Hi, I am Priya Alvarez, a feminist evaluator working at UN Women. During the past 12 months, I worked on an evaluation combining feminist and systems thinking approaches with Katrina Rojas/Universalia, Annalise Moser and Bob Williams. The evaluation assessed UN Women’s contribution to UN system coordination on gender equality and the empowerment of women (GEEW).
Applying the systems approach helped us examine the complexity and diversity of scenarios and stakeholders that articulate a very dynamic system within which UN Women exercises its coordination mandate. We explored the relationships among the elements in the system, paying special attention to the multiple perspectives on GEEW and system boundaries.
The feminist approach allowed us to interrogate power relations, including the reproduction of corporate identities, to capture how organizational culture enables or disables transformation.
Lessons learned: Coupling these two approaches helped us better understand how certain dimensions of the system affect the promotion of GEEW, negatively and positively.
- Incentives matter for horizontal coordination on GEEW among entities with vertical accountability (reporting to a headquarters).
- A shared common vision and passion for equality creates a sense of purpose and community that enables innovation and fuels meaningful actions.
- Expertise-based credibility is essential in the absence of financial resources as an incentive.
- Gender champions do make a difference in mobilizing others to transform gender power relations.
Lessons learned: Ideological boundaries are important drivers for system coordination in addition to traditional boundaries such as money, resources or capacity.
- Internal organizational integrity and consistency on GEEW are as important as the technical knowledge and approaches used to mainstream gender in policies and programs.
- Institutional relations based on trust-based alliances, are key for countering dominant discourses and formal structures.
Rad Resources:
Srilatha Batliwala’s Feminist Leadership for Social Transformation unpacks the leadership traits and underlying principles of organizations which embody feminist approaches: less hierarchical and top down; multilayered and collective leadership, introspective and critical of their own leadership; innovative in their practices and consistently infuse a dimension of advocacy in their systems and actions.
Joanne Sandler and Aruna Rao’s Strategies of Feminist Bureaucrats: United Nations Experiences; Rosalind Eyben and Laura Turquet’s Feminist in Development Organizations: Change from the Margins and Lucy Ferguson’s This is Our Gender Person highlight the dilemmas and contradictions of institutional feminism and daily politics. They underscore the creative possibilities of networking and working from the margins of the mainstream to realize the transformative aims and power of feminism.

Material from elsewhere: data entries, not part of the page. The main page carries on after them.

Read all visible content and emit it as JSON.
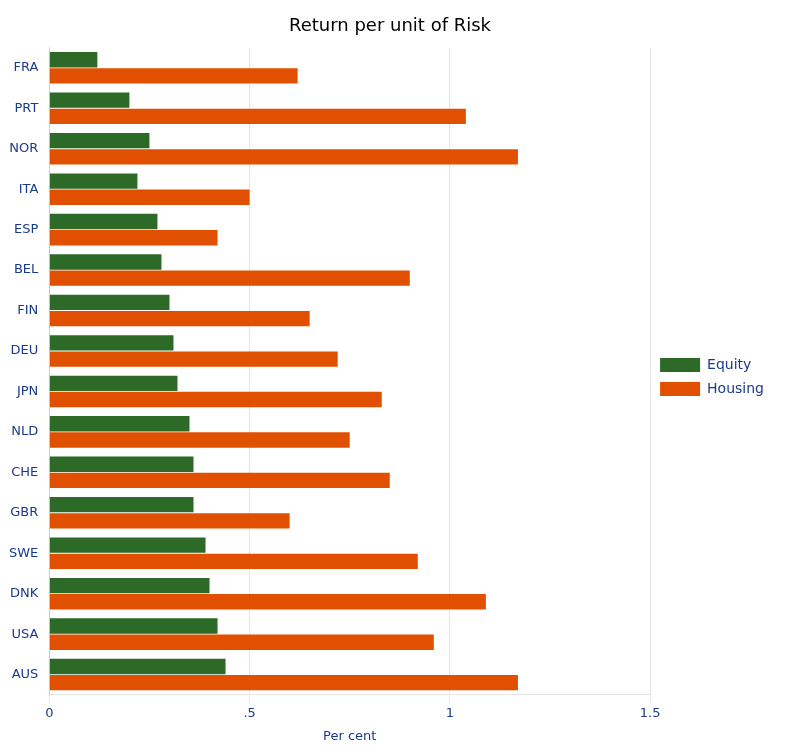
{
  "chart_data": {
    "type": "bar",
    "orientation": "horizontal",
    "title": "Return per unit of Risk",
    "xlabel": "Per cent",
    "categories": [
      "FRA",
      "PRT",
      "NOR",
      "ITA",
      "ESP",
      "BEL",
      "FIN",
      "DEU",
      "JPN",
      "NLD",
      "CHE",
      "GBR",
      "SWE",
      "DNK",
      "USA",
      "AUS"
    ],
    "series": [
      {
        "name": "Equity",
        "color": "#2d6a27",
        "values": [
          0.12,
          0.2,
          0.25,
          0.22,
          0.27,
          0.28,
          0.3,
          0.31,
          0.32,
          0.35,
          0.36,
          0.36,
          0.39,
          0.4,
          0.42,
          0.44
        ]
      },
      {
        "name": "Housing",
        "color": "#e05000",
        "values": [
          0.62,
          1.04,
          1.17,
          0.5,
          0.42,
          0.9,
          0.65,
          0.72,
          0.83,
          0.75,
          0.85,
          0.6,
          0.92,
          1.09,
          0.96,
          1.17
        ]
      }
    ],
    "xlim": [
      0,
      1.5
    ],
    "xticks": [
      0,
      {
        "value": 0.5,
        "label": ".5"
      },
      1,
      1.5
    ],
    "grid": "x",
    "legend": "right"
  }
}
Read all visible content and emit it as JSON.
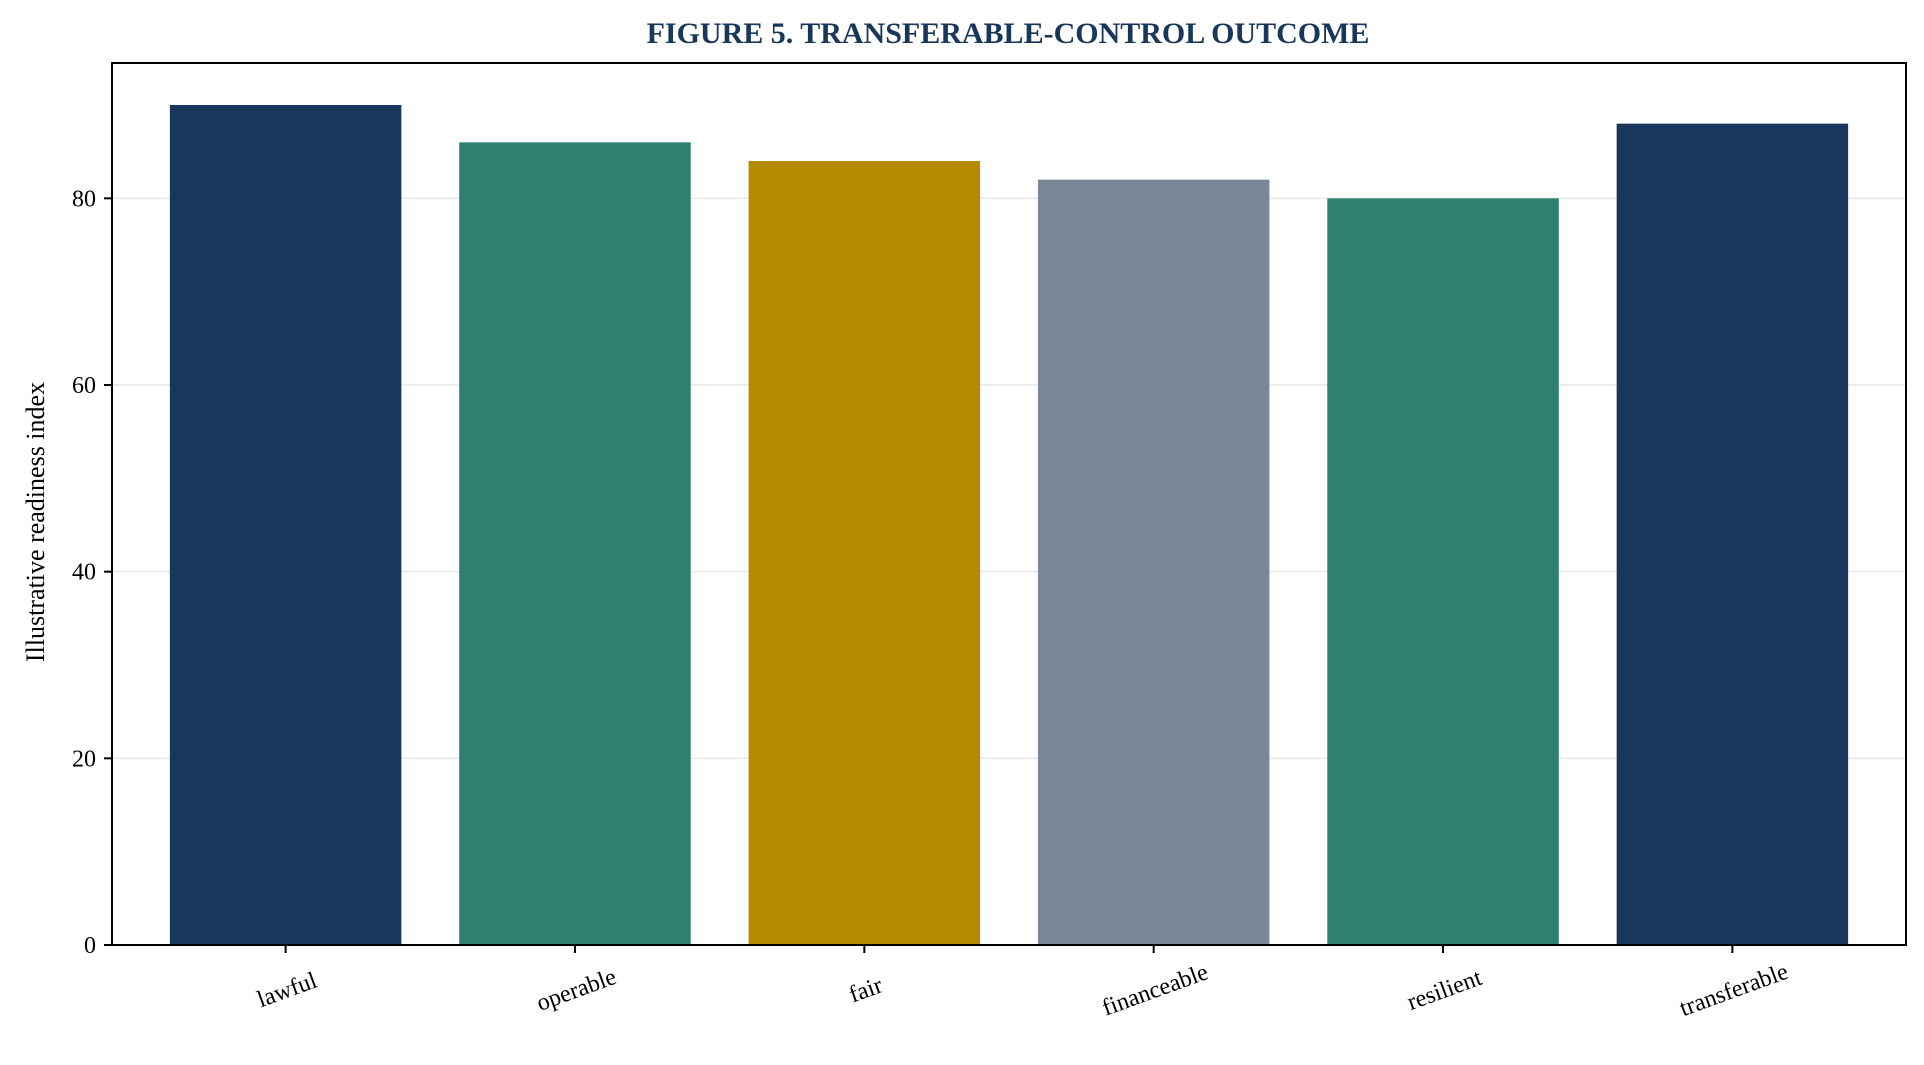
{
  "chart_data": {
    "type": "bar",
    "title": "FIGURE 5. TRANSFERABLE-CONTROL OUTCOME",
    "xlabel": "",
    "ylabel": "Illustrative readiness index",
    "categories": [
      "lawful",
      "operable",
      "fair",
      "financeable",
      "resilient",
      "transferable"
    ],
    "values": [
      90,
      86,
      84,
      82,
      80,
      88
    ],
    "bar_colors": [
      "#19365b",
      "#2e806f",
      "#b38a00",
      "#7a8796",
      "#2e806f",
      "#19365b"
    ],
    "ylim": [
      0,
      94.5
    ],
    "yticks": [
      0,
      20,
      40,
      60,
      80
    ],
    "ytick_labels": [
      "0",
      "20",
      "40",
      "60",
      "80"
    ],
    "grid": true,
    "legend": "none",
    "title_color": "#19365b"
  }
}
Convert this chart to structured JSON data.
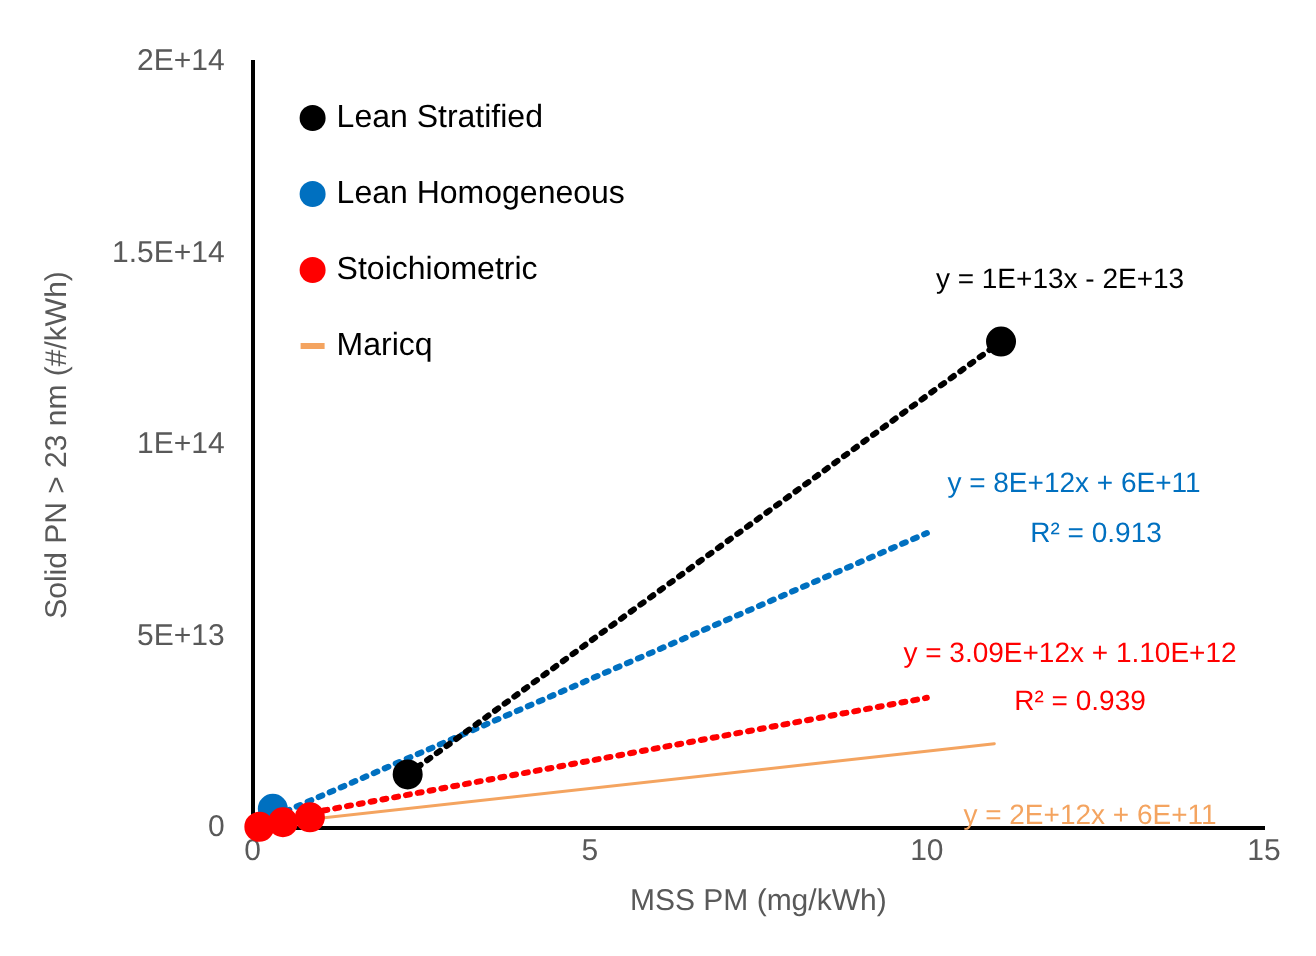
{
  "chart_data": {
    "type": "scatter",
    "xlabel": "MSS PM (mg/kWh)",
    "ylabel": "Solid PN > 23 nm (#/kWh)",
    "xlim": [
      0,
      15
    ],
    "xticks": [
      0,
      5,
      10,
      15
    ],
    "ylim": [
      0,
      200000000000000.0
    ],
    "yticks": [
      0,
      {
        "value": 50000000000000.0,
        "label": "5E+13"
      },
      {
        "value": 100000000000000.0,
        "label": "1E+14"
      },
      {
        "value": 150000000000000.0,
        "label": "1.5E+14"
      },
      {
        "value": 200000000000000.0,
        "label": "2E+14"
      }
    ],
    "grid": false,
    "legend": "top left",
    "series": [
      {
        "name": "Lean Stratified",
        "marker": "circle",
        "color": "#000000",
        "x": [
          2.3,
          11.1
        ],
        "values": [
          14000000000000.0,
          127000000000000.0
        ]
      },
      {
        "name": "Lean Homogeneous",
        "marker": "circle",
        "color": "#0070c0",
        "x": [
          0.3
        ],
        "values": [
          5000000000000.0
        ]
      },
      {
        "name": "Stoichiometric",
        "marker": "circle",
        "color": "#ff0000",
        "x": [
          0.1,
          0.45,
          0.85
        ],
        "values": [
          300000000000.0,
          1500000000000.0,
          2800000000000.0
        ]
      },
      {
        "name": "Maricq",
        "type": "line",
        "marker": "none",
        "line_style": "solid",
        "color": "#f4a460",
        "x": [
          0,
          11
        ],
        "values": [
          600000000000.0,
          22000000000000.0
        ]
      },
      {
        "type": "line",
        "marker": "none",
        "line_style": "dotted",
        "color": "#000000",
        "x": [
          2.3,
          11.1
        ],
        "values": [
          14000000000000.0,
          127000000000000.0
        ]
      },
      {
        "type": "line",
        "marker": "none",
        "line_style": "dotted",
        "color": "#0070c0",
        "x": [
          0,
          10
        ],
        "values": [
          600000000000.0,
          77000000000000.0
        ]
      },
      {
        "type": "line",
        "marker": "none",
        "line_style": "dotted",
        "color": "#ff0000",
        "x": [
          0,
          10
        ],
        "values": [
          1100000000000.0,
          34000000000000.0
        ]
      }
    ],
    "annotations": [
      "y = 1E+13x - 2E+13",
      "y = 8E+12x + 6E+11",
      "R² = 0.913",
      "y = 3.09E+12x + 1.10E+12",
      "R² = 0.939",
      "y = 2E+12x + 6E+11"
    ]
  }
}
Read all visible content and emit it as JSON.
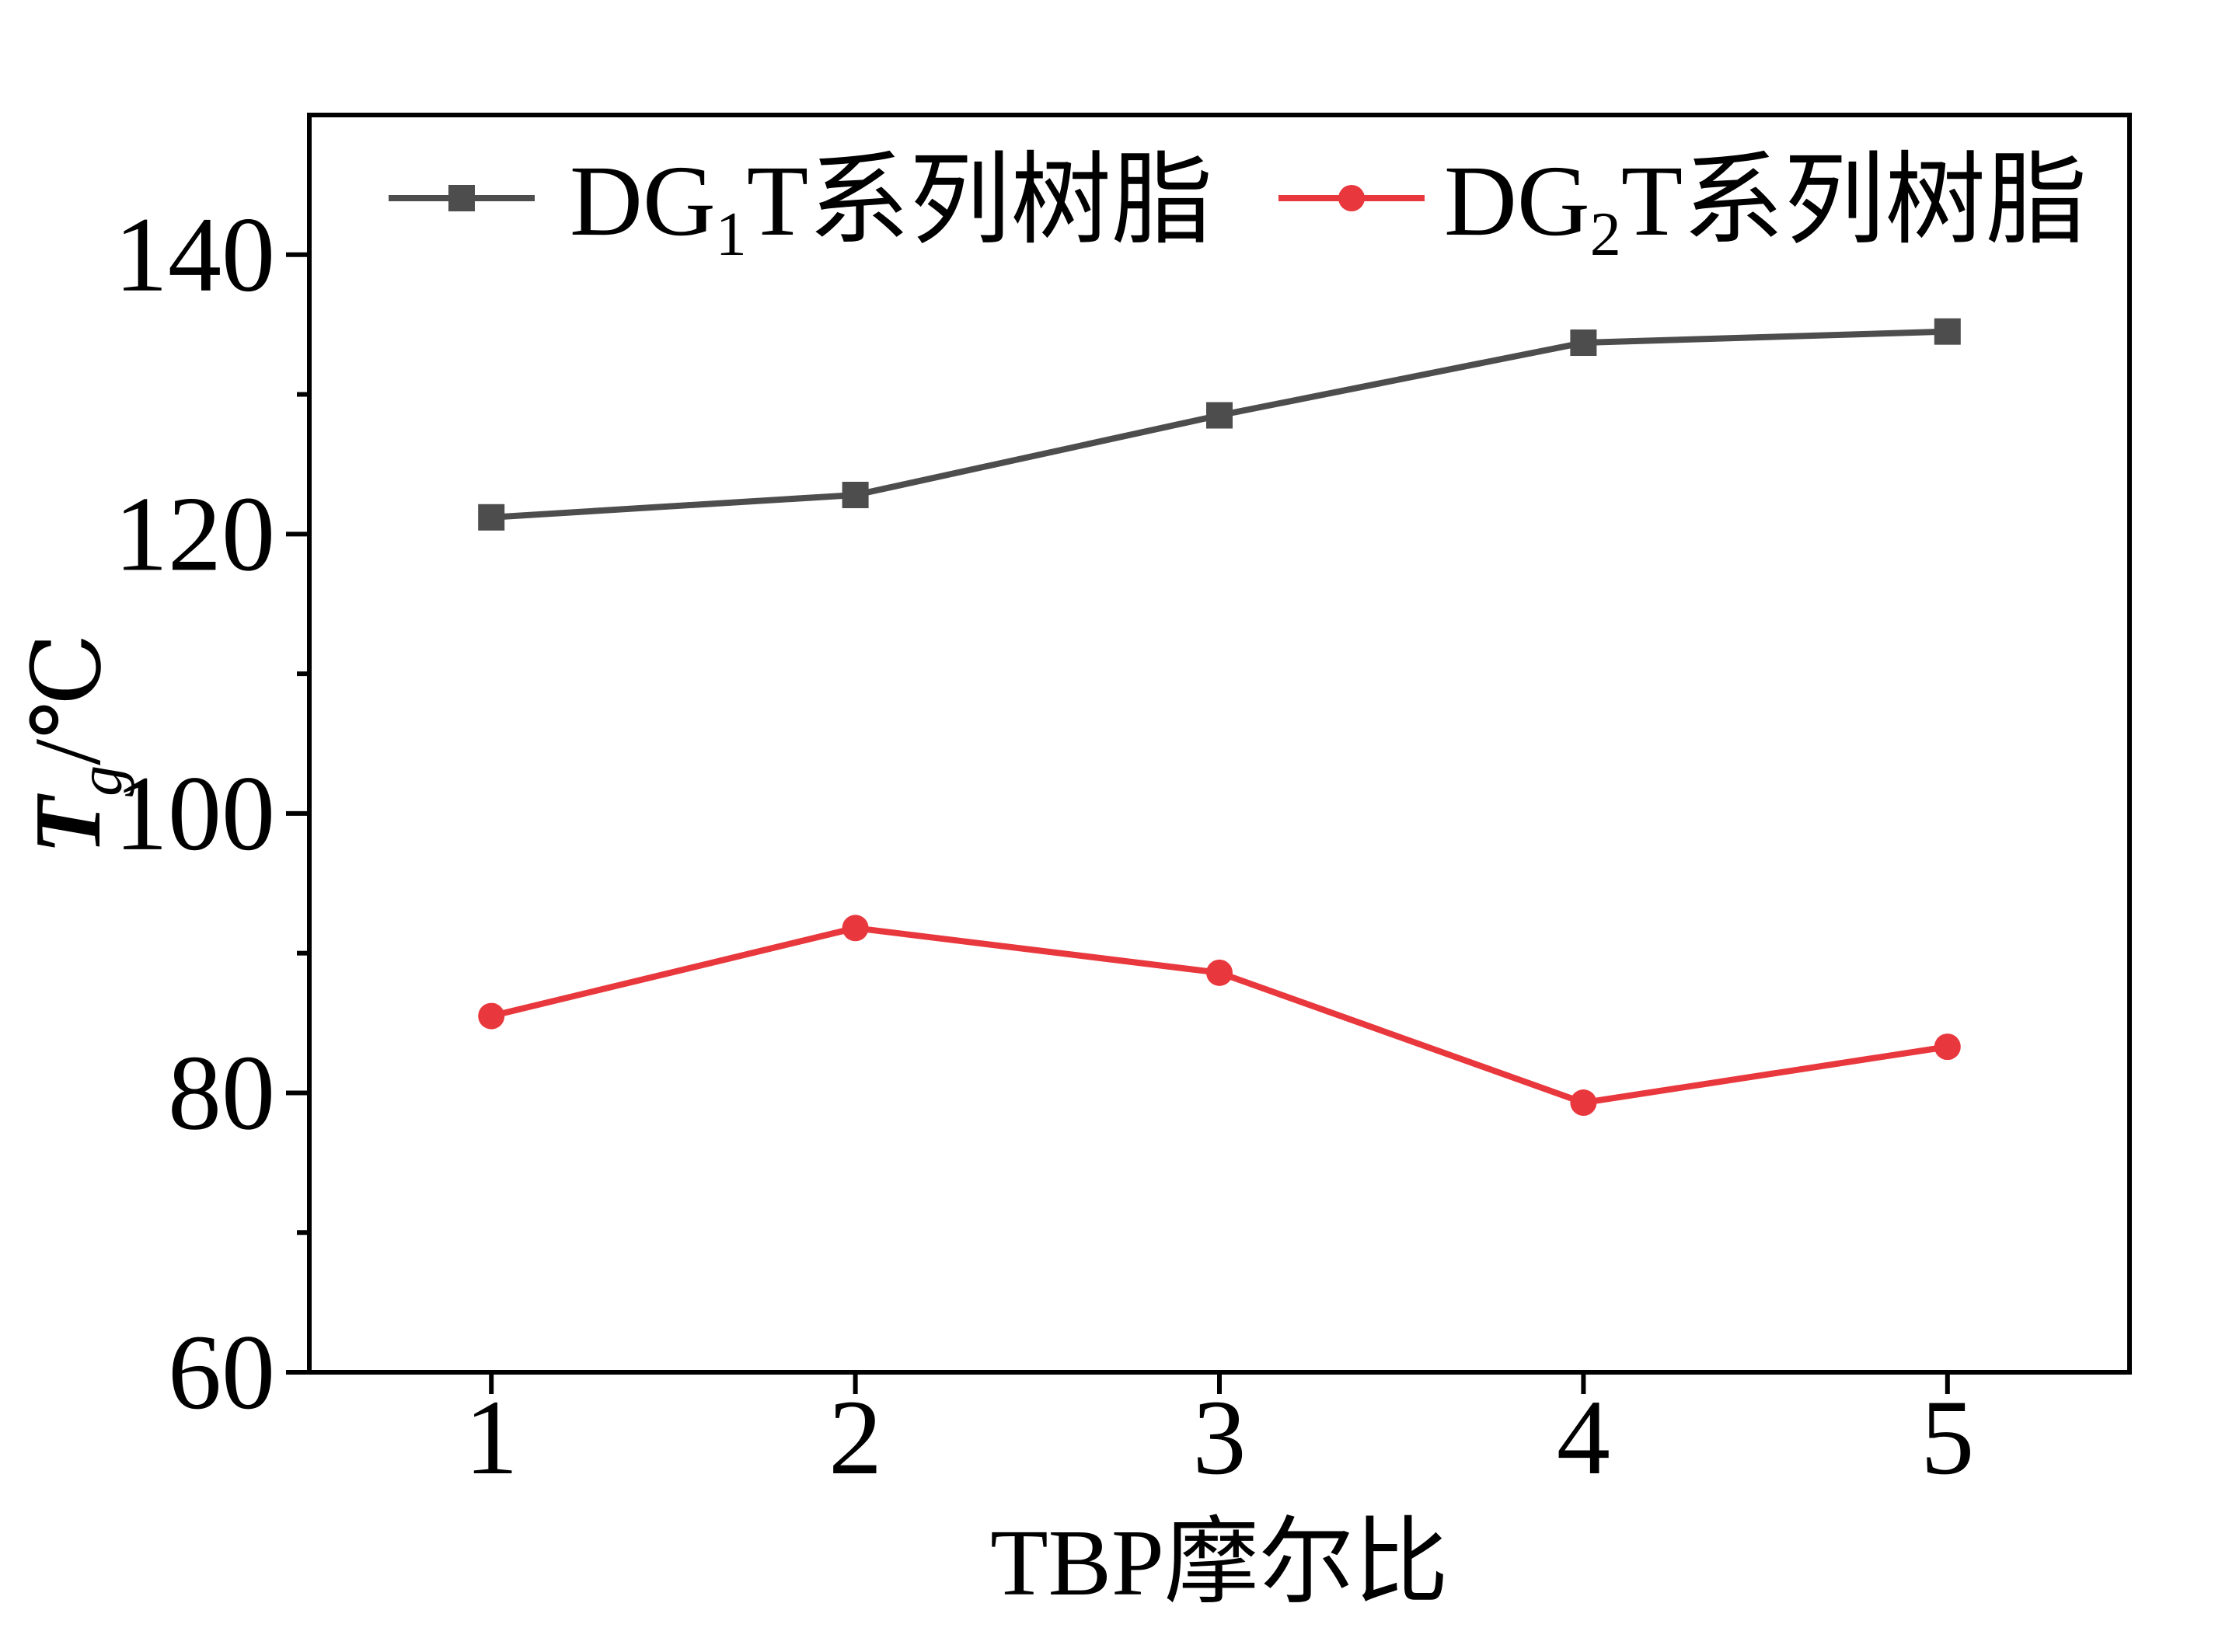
{
  "chart_data": {
    "type": "line",
    "x": [
      1,
      2,
      3,
      4,
      5
    ],
    "xlim": [
      0.5,
      5.5
    ],
    "ylim": [
      60,
      150
    ],
    "xticks": [
      1,
      2,
      3,
      4,
      5
    ],
    "yticks": [
      60,
      80,
      100,
      120,
      140
    ],
    "yminor_ticks": [
      70,
      90,
      110,
      130
    ],
    "xlabel": "TBP摩尔比",
    "ylabel": {
      "main": "T",
      "sub": "g",
      "unit": "/℃"
    },
    "legend": "top",
    "grid": false,
    "series": [
      {
        "name": "DG1T系列树脂",
        "name_parts": {
          "pre": "DG",
          "sub": "1",
          "post": "T系列树脂"
        },
        "marker": "square",
        "color": "#4d4d4d",
        "values": [
          121.2,
          122.8,
          128.5,
          133.7,
          134.5
        ]
      },
      {
        "name": "DG2T系列树脂",
        "name_parts": {
          "pre": "DG",
          "sub": "2",
          "post": "T系列树脂"
        },
        "marker": "circle",
        "color": "#e8383d",
        "values": [
          85.5,
          91.8,
          88.6,
          79.3,
          83.3
        ]
      }
    ]
  }
}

Bob Williams and Sjon van ‘t Hof’s Wicked Solutions: A Systems Approach to Complex Problems and Dick Morris’ Thinking about systems for sustainable lifestyles helped us understand systems as subjective and changeable and balanced our approach to complexity.
The American Evaluation Association is celebrating Feminist Issues in Evaluation (FIE) TIG Week with our colleagues in the FIE Topical Interest Group. The contributions all this week to aea365 come from our FIE TIG members. Do you have questions, concerns, kudos, or content to extend this aea365 contribution? Please add them in the comments section for this post on the aea365 webpage so that we may enrich our community of practice. Would you like to submit an aea365 Tip? Please send a note of interest to aea365@eval.org. aea365 is sponsored by the American Evaluation Association and provides a Tip-a-Day by and for evaluators.
As a program evaluation student and a gender scholar, I was especially interested in your blog post on the AEA365 blog about your work evaluating the UN’s contribution to coordination on gender equality and the empowerment of women.
As someone who works in an institution, I am immersed in the tension between women’s needs and institutional needs (that are steeped in patriarchal/neoliberal histories and structures). Working to make change in these kinds of organizations (especially equity-focused change) can be frustrating and I appreciated your lessons regarding how feminist and systems-thinking approaches can help us understand how transformation (particularly the promotion of GEEW) is enabled or disabled by organizational culture.
When you note that gender champions do make a difference, I wondered if it makes more of a difference if the gender champions are people with more power in an organization or if they are men.
Thank you for the suggested resources- I have downloaded these and will be sure to read them.